Is would be like (reset true) only with a new arg-list substituted.



BTW: any previous lazyman's use of (reset 1) as a short cut for (reset true)

now should be something more cryptic like (reset (not nil)) so the heap size is not set to 1 :)
Bob the Caveguy aka Lord High Fixer.

protozen

#8
Cool, nice that we'll be able to set the cell memory, but the having access to the stack size would open up others options for dynamic constraints.

rrq

#9
A different take on this problem is to use the execve function to "morph" into a different executable, basically like exec-ing a different command line but without forking. A morph pre-amble is not overly complicated, e.g.:
(module "unix.lsp")
(import unix:library "execve")

(define (morph cmdlist envlist)
  (let ((argv (append cmdlist '(0))) (envp (append (or envlist '()) '(0))))
    (execve (first argv)
            (pack (dup "lu " (length argv)) argv)
            (pack (dup "lu " (length envp)) envp))))
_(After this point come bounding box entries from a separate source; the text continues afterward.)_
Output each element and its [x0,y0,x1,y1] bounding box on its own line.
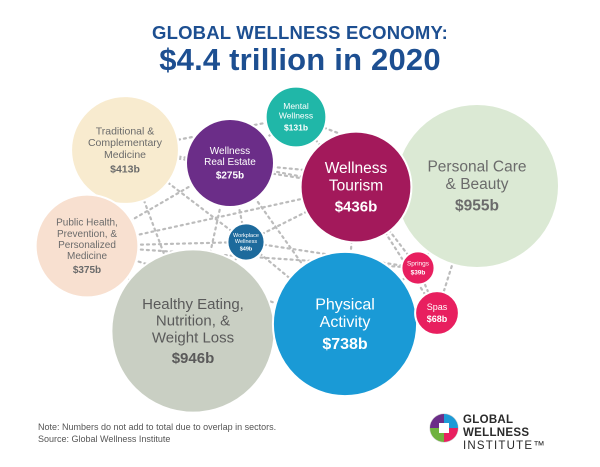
footnote: Note: Numbers do not add to total due to… [38,421,276,445]
bubble-circle [299,130,413,244]
logo-line-2: INSTITUTE™ [463,440,546,452]
bubble-label: Complementary [88,137,163,149]
bubble-circle [400,250,436,286]
bubble-circle [226,222,266,262]
bubble-springs: Springs $39b [400,250,436,286]
bubble-label: Physical [315,296,375,313]
bubble-label: Springs [407,261,430,268]
bubble-healthy-eating-nutrition-weight-loss: Healthy Eating,Nutrition, &Weight Loss $9… [110,248,276,414]
bubble-value: $946b [172,350,215,367]
bubbles: Personal Care& Beauty $955b Healthy Eating… [34,85,560,414]
bubble-label: Wellness [279,111,313,121]
bubble-value: $375b [73,265,101,276]
bubble-value: $275b [216,171,244,182]
bubble-label: Wellness [210,146,250,157]
bubble-label: Wellness [325,160,388,177]
bubble-circle [184,117,276,209]
bubble-value: $436b [335,199,378,216]
bubble-label: Activity [320,314,371,331]
chart-title-top: GLOBAL WELLNESS ECONOMY: [151,22,448,43]
bubble-label: Medicine [104,149,146,161]
bubble-label: Mental [283,101,309,111]
bubble-circle [70,95,180,205]
bubble-personal-care-beauty: Personal Care& Beauty $955b [394,103,560,269]
bubble-value: $49b [240,247,253,253]
bubble-spas: Spas $68b [414,290,460,336]
bubble-label: Weight Loss [152,329,234,346]
bubble-label: Tourism [329,177,383,194]
bubble-value: $39b [411,270,426,277]
bubble-value: $68b [427,314,448,324]
bubble-label: Prevention, & [57,229,117,240]
bubble-label: Personalized [58,240,116,251]
bubble-label: Workplace [233,233,259,239]
gwi-logo-mark-icon [429,413,459,443]
gwi-logo: GLOBAL WELLNESS INSTITUTE™ [428,412,578,452]
bubble-circle [34,193,140,299]
footnote-source: Source: Global Wellness Institute [38,434,171,444]
bubble-label: Personal Care [427,159,526,176]
bubble-value: $738b [322,336,368,353]
bubble-label: Spas [427,302,448,312]
bubble-label: Healthy Eating, [142,296,244,313]
bubble-label: Traditional & [96,125,155,137]
bubble-public-health-prevention-personalized-medicine: Public Health,Prevention, &PersonalizedM… [34,193,140,299]
bubble-label: Nutrition, & [156,313,230,330]
bubble-value: $131b [284,122,308,132]
gwi-logo-text: GLOBAL WELLNESS INSTITUTE™ [463,414,578,453]
logo-line-1: GLOBAL WELLNESS [463,414,530,439]
bubble-value: $413b [110,163,140,175]
bubble-label: Medicine [67,251,107,262]
footnote-note: Note: Numbers do not add to total due to… [38,422,277,432]
bubble-label: Real Estate [204,157,256,168]
bubble-label: Public Health, [56,218,118,229]
bubble-circle [264,85,328,149]
bubble-circle [414,290,460,336]
bubble-value: $955b [455,197,499,214]
bubble-label: Wellness [235,239,257,245]
bubble-label: & Beauty [446,176,509,193]
chart-title-main: $4.4 trillion in 2020 [159,42,441,77]
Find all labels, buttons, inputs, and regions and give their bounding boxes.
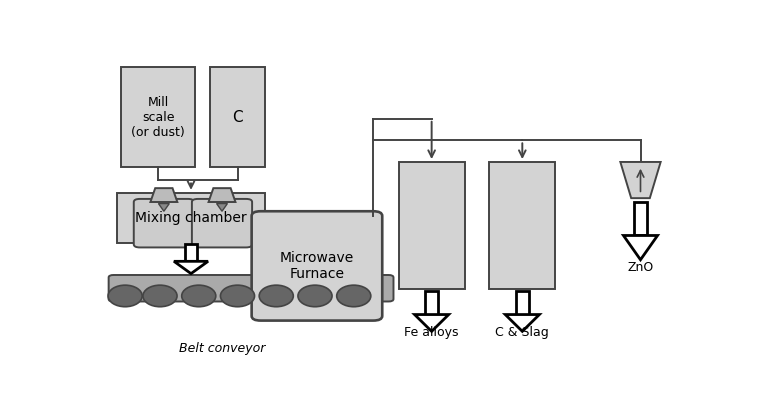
Polygon shape bbox=[505, 314, 539, 331]
FancyBboxPatch shape bbox=[192, 199, 252, 248]
Polygon shape bbox=[184, 244, 198, 261]
Text: C: C bbox=[232, 110, 243, 125]
Polygon shape bbox=[516, 291, 528, 314]
Text: Belt conveyor: Belt conveyor bbox=[179, 342, 265, 355]
Ellipse shape bbox=[298, 285, 332, 307]
Text: ZnO: ZnO bbox=[627, 261, 654, 274]
Polygon shape bbox=[158, 204, 169, 211]
Ellipse shape bbox=[336, 285, 371, 307]
Text: Mixing chamber: Mixing chamber bbox=[135, 211, 247, 225]
Polygon shape bbox=[623, 236, 658, 260]
Polygon shape bbox=[634, 202, 647, 236]
Bar bbox=[210, 67, 265, 167]
Ellipse shape bbox=[182, 285, 216, 307]
Ellipse shape bbox=[108, 285, 142, 307]
FancyBboxPatch shape bbox=[252, 211, 383, 320]
Text: C & Slag: C & Slag bbox=[495, 326, 549, 339]
FancyBboxPatch shape bbox=[134, 199, 194, 248]
Text: Fe alloys: Fe alloys bbox=[404, 326, 459, 339]
Ellipse shape bbox=[143, 285, 177, 307]
Polygon shape bbox=[151, 188, 177, 202]
Polygon shape bbox=[425, 291, 438, 314]
Text: Mill
scale
(or dust): Mill scale (or dust) bbox=[131, 96, 185, 139]
Polygon shape bbox=[216, 204, 227, 211]
Bar bbox=[122, 67, 195, 167]
Text: Microwave
Furnace: Microwave Furnace bbox=[280, 251, 354, 281]
Polygon shape bbox=[415, 314, 448, 331]
Ellipse shape bbox=[260, 285, 293, 307]
Bar bbox=[399, 162, 465, 289]
Bar bbox=[489, 162, 555, 289]
Polygon shape bbox=[209, 188, 235, 202]
Polygon shape bbox=[174, 261, 208, 274]
FancyBboxPatch shape bbox=[109, 275, 394, 302]
Polygon shape bbox=[620, 162, 661, 198]
Bar bbox=[118, 193, 265, 243]
Ellipse shape bbox=[220, 285, 255, 307]
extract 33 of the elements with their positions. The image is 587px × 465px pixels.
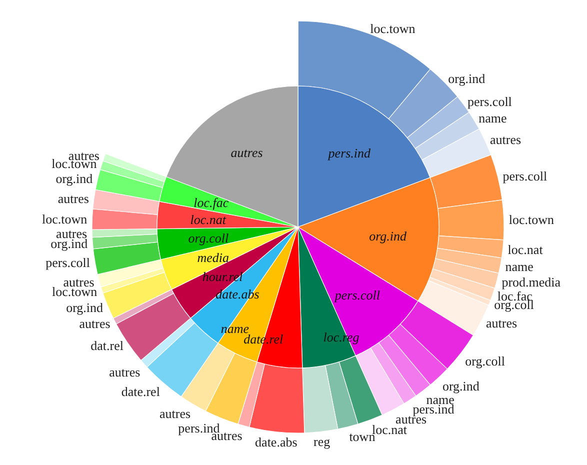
- slice-label: org.ind: [56, 170, 94, 186]
- slice-label: pers.coll: [502, 168, 548, 184]
- slice-label: dat.rel: [90, 338, 124, 354]
- slice-label: autres: [490, 132, 522, 148]
- slice-label: autres: [160, 406, 191, 422]
- slice-label: loc.town: [508, 212, 555, 228]
- slice-label: prod.media: [502, 274, 561, 290]
- slice-label: org.ind: [448, 71, 486, 86]
- slice-label: pers.coll: [46, 255, 90, 270]
- slice-label: name: [478, 110, 507, 126]
- slice-label: autres: [58, 191, 89, 206]
- slice-label: loc.town: [370, 21, 416, 36]
- slice-label: loc.town: [42, 212, 88, 227]
- slice-label: org.coll: [465, 353, 506, 368]
- slice-label: pers.ind: [327, 145, 372, 160]
- slice-label: loc.fac: [194, 195, 229, 210]
- slice-label: pers.coll: [334, 287, 380, 302]
- slice-label: org.ind: [442, 378, 480, 394]
- slice-label: org.ind: [369, 228, 408, 244]
- slice-label: org.coll: [188, 230, 229, 246]
- slice-label: name: [505, 259, 534, 274]
- slice-label: autres: [486, 315, 518, 330]
- slice-label: loc.nat: [190, 212, 226, 227]
- slice-label: org.ind: [66, 300, 104, 316]
- slice-label: date.abs: [255, 434, 298, 450]
- slice-label: pers.coll: [468, 94, 512, 109]
- slice-label: media: [197, 250, 230, 266]
- slice-label: loc.nat: [508, 242, 544, 257]
- slice-label: reg: [314, 434, 331, 450]
- slice-label: autres: [109, 364, 140, 380]
- slice-label: autres: [79, 316, 110, 331]
- slice-label: date.rel: [121, 384, 160, 400]
- slice-label: autres: [230, 145, 263, 160]
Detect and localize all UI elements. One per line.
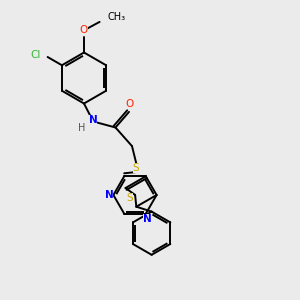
Text: S: S (133, 163, 139, 173)
Text: N: N (143, 214, 152, 224)
Text: S: S (126, 193, 133, 203)
Text: O: O (80, 25, 88, 35)
Text: O: O (125, 99, 133, 110)
Text: N: N (88, 115, 98, 125)
Text: CH₃: CH₃ (107, 12, 125, 22)
Text: Cl: Cl (31, 50, 41, 61)
Text: H: H (78, 123, 85, 134)
Text: N: N (104, 190, 113, 200)
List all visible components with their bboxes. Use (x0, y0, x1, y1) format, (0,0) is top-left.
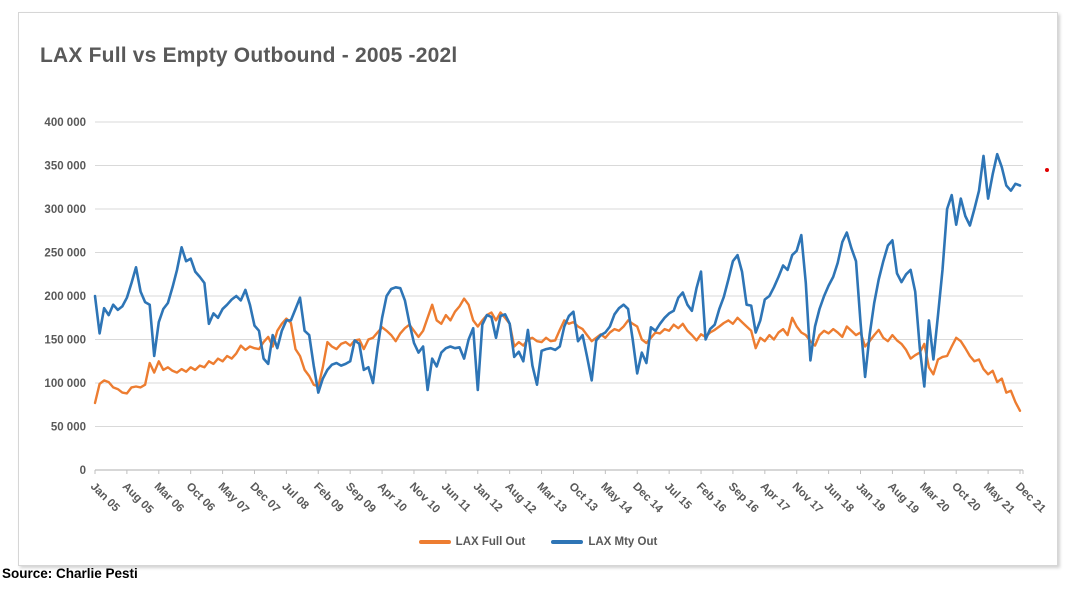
x-axis-tick-label: Feb 16 (694, 481, 728, 515)
x-axis-tick-label: Mar 06 (152, 481, 186, 515)
y-axis-tick-label: 150 000 (44, 335, 86, 347)
x-axis-tick-label: Feb 09 (311, 481, 345, 515)
chart-legend: LAX Full Out LAX Mty Out (0, 536, 1076, 548)
x-axis-tick-label: May 14 (598, 481, 634, 517)
x-axis-tick-label: Nov 10 (407, 481, 442, 516)
y-axis-tick-label: 350 000 (44, 161, 86, 173)
x-axis-tick-label: Oct 06 (184, 481, 217, 514)
x-axis-tick-label: Sep 09 (343, 481, 378, 516)
x-axis-tick-label: Jun 11 (439, 481, 473, 515)
y-axis-tick-label: 400 000 (44, 117, 86, 129)
x-axis-tick-label: Oct 20 (949, 481, 982, 514)
x-axis-tick-label: Jul 08 (279, 481, 311, 513)
x-axis-tick-label: Nov 17 (790, 481, 825, 516)
x-axis-tick-label: Jan 05 (88, 481, 122, 515)
x-axis-tick-label: Apr 17 (758, 481, 792, 515)
y-axis-tick-label: 200 000 (44, 291, 86, 303)
x-axis-tick-label: Mar 20 (917, 481, 951, 515)
x-axis-tick-label: Jul 15 (662, 481, 694, 513)
series-line-lax-full-out (93, 297, 1022, 412)
x-axis-tick-label: Jun 18 (821, 481, 856, 516)
x-axis-tick-label: Dec 14 (630, 481, 665, 516)
x-axis-tick-label: Aug 05 (120, 481, 156, 517)
x-axis-tick-label: Aug 12 (503, 481, 539, 517)
x-axis-tick-label: Apr 10 (375, 481, 409, 515)
x-axis-tick-label: Dec 21 (1013, 481, 1048, 516)
stray-red-dot (1045, 168, 1049, 172)
y-axis-tick-label: 250 000 (44, 248, 86, 260)
chart-container (18, 12, 1058, 566)
legend-label: LAX Full Out (455, 536, 526, 548)
x-axis-tick-label: May 07 (215, 481, 251, 517)
x-axis-tick-label: May 21 (981, 481, 1017, 517)
x-axis-tick-label: Aug 19 (885, 481, 921, 517)
y-axis-tick-label: 300 000 (44, 204, 86, 216)
x-axis-tick-label: Mar 13 (534, 481, 568, 515)
x-axis-tick-label: Dec 07 (247, 481, 282, 516)
x-axis-tick-label: Jan 12 (471, 481, 505, 515)
legend-label: LAX Mty Out (588, 536, 658, 548)
y-axis-tick-label: 100 000 (44, 378, 86, 390)
chart-title: LAX Full vs Empty Outbound - 2005 -202l (40, 44, 458, 67)
legend-item-lax-full-out: LAX Full Out (418, 536, 526, 548)
legend-line-swatch (551, 540, 584, 544)
x-axis-tick-label: Oct 13 (566, 481, 599, 514)
y-axis-tick-label: 50 000 (51, 422, 86, 434)
source-caption: Source: Charlie Pesti (2, 566, 138, 581)
x-axis-tick-label: Jan 19 (853, 481, 887, 515)
x-axis-tick-label: Sep 16 (726, 481, 761, 516)
y-axis-tick-label: 0 (80, 465, 86, 477)
legend-line-swatch (418, 540, 451, 544)
legend-item-lax-mty-out: LAX Mty Out (551, 536, 657, 548)
series-line-lax-mty-out (93, 152, 1022, 394)
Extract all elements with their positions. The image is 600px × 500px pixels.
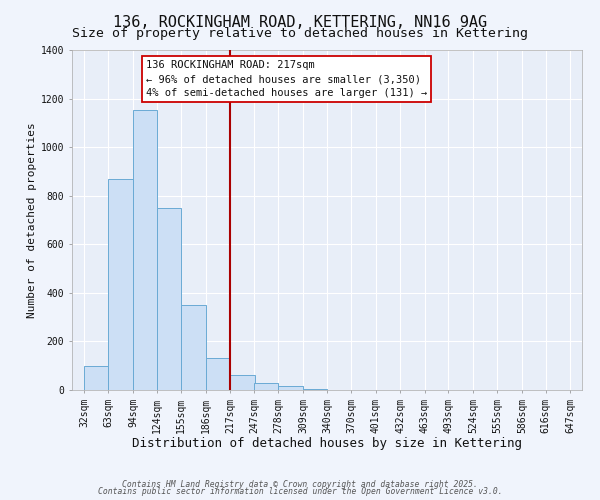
Bar xyxy=(84,366,109,390)
Text: 136, ROCKINGHAM ROAD, KETTERING, NN16 9AG: 136, ROCKINGHAM ROAD, KETTERING, NN16 9A… xyxy=(113,15,487,30)
X-axis label: Distribution of detached houses by size in Kettering: Distribution of detached houses by size … xyxy=(132,437,522,450)
Y-axis label: Number of detached properties: Number of detached properties xyxy=(26,122,37,318)
Text: 136 ROCKINGHAM ROAD: 217sqm
← 96% of detached houses are smaller (3,350)
4% of s: 136 ROCKINGHAM ROAD: 217sqm ← 96% of det… xyxy=(146,60,427,98)
Bar xyxy=(181,305,206,390)
Bar xyxy=(109,178,133,390)
Text: Contains public sector information licensed under the Open Government Licence v3: Contains public sector information licen… xyxy=(98,488,502,496)
Bar xyxy=(206,358,230,390)
Bar xyxy=(254,382,278,390)
Text: Contains HM Land Registry data © Crown copyright and database right 2025.: Contains HM Land Registry data © Crown c… xyxy=(122,480,478,489)
Bar xyxy=(303,389,328,390)
Bar xyxy=(230,376,254,390)
Text: Size of property relative to detached houses in Kettering: Size of property relative to detached ho… xyxy=(72,28,528,40)
Bar xyxy=(278,386,303,390)
Bar xyxy=(157,208,181,390)
Bar xyxy=(133,110,157,390)
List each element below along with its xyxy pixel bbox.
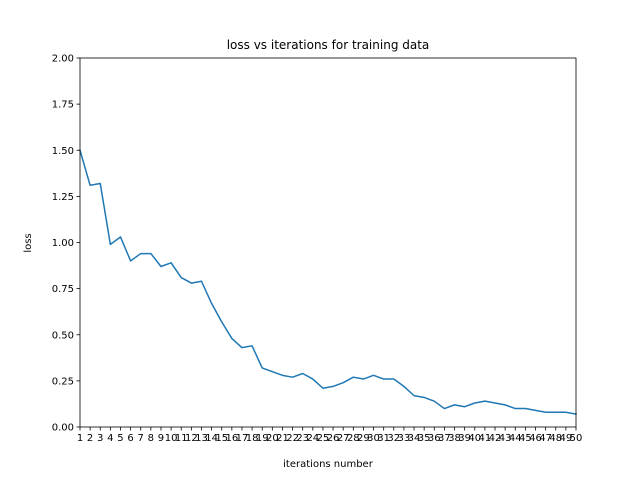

Note that it's crucial to pack the string arrays for execve in a way that ensures their perstence, which the above seems to do.



The following is a (subsequent) test of morphing by re-invoking this interpreter with new command line arguments, and a final "-e(X)" for the main activity
(when (!= (main-args -1) "-e(X)")
  (println "Before: " (sys-info))
  (let (p (or (real-path (main-args 0) true) (main-args 0)))
    (morph (extend (list p "-s8000" "-m20000") (1 (main-args)) '("-e(X)"))  '()))
  (println "comes to here only if morphing fails")
  (exit 0))

(define (X)
  (println "After: " (sys-info))
  (exit 0))

You may put those two code blocks into the one file, say morph.lsp, and also create an embedded executable, say morph, and run them:
newlisp -x morph.lsp morph
chmod a+x morph
newlisp morph.lsp
./morph


The morphing in this way re-executes the embedded interpreter with new command line arguments, like adding -s and -m arguments, etc., but requires that the main script activity is postponed to be invoked via a final -e, which also is used as flag for morphing or not. If you don't flag it, you may get an interesting morphing loop.



Maybe there could be a morph primitive (perhaps under a better name), although I have no idea whether it's portable enough for that.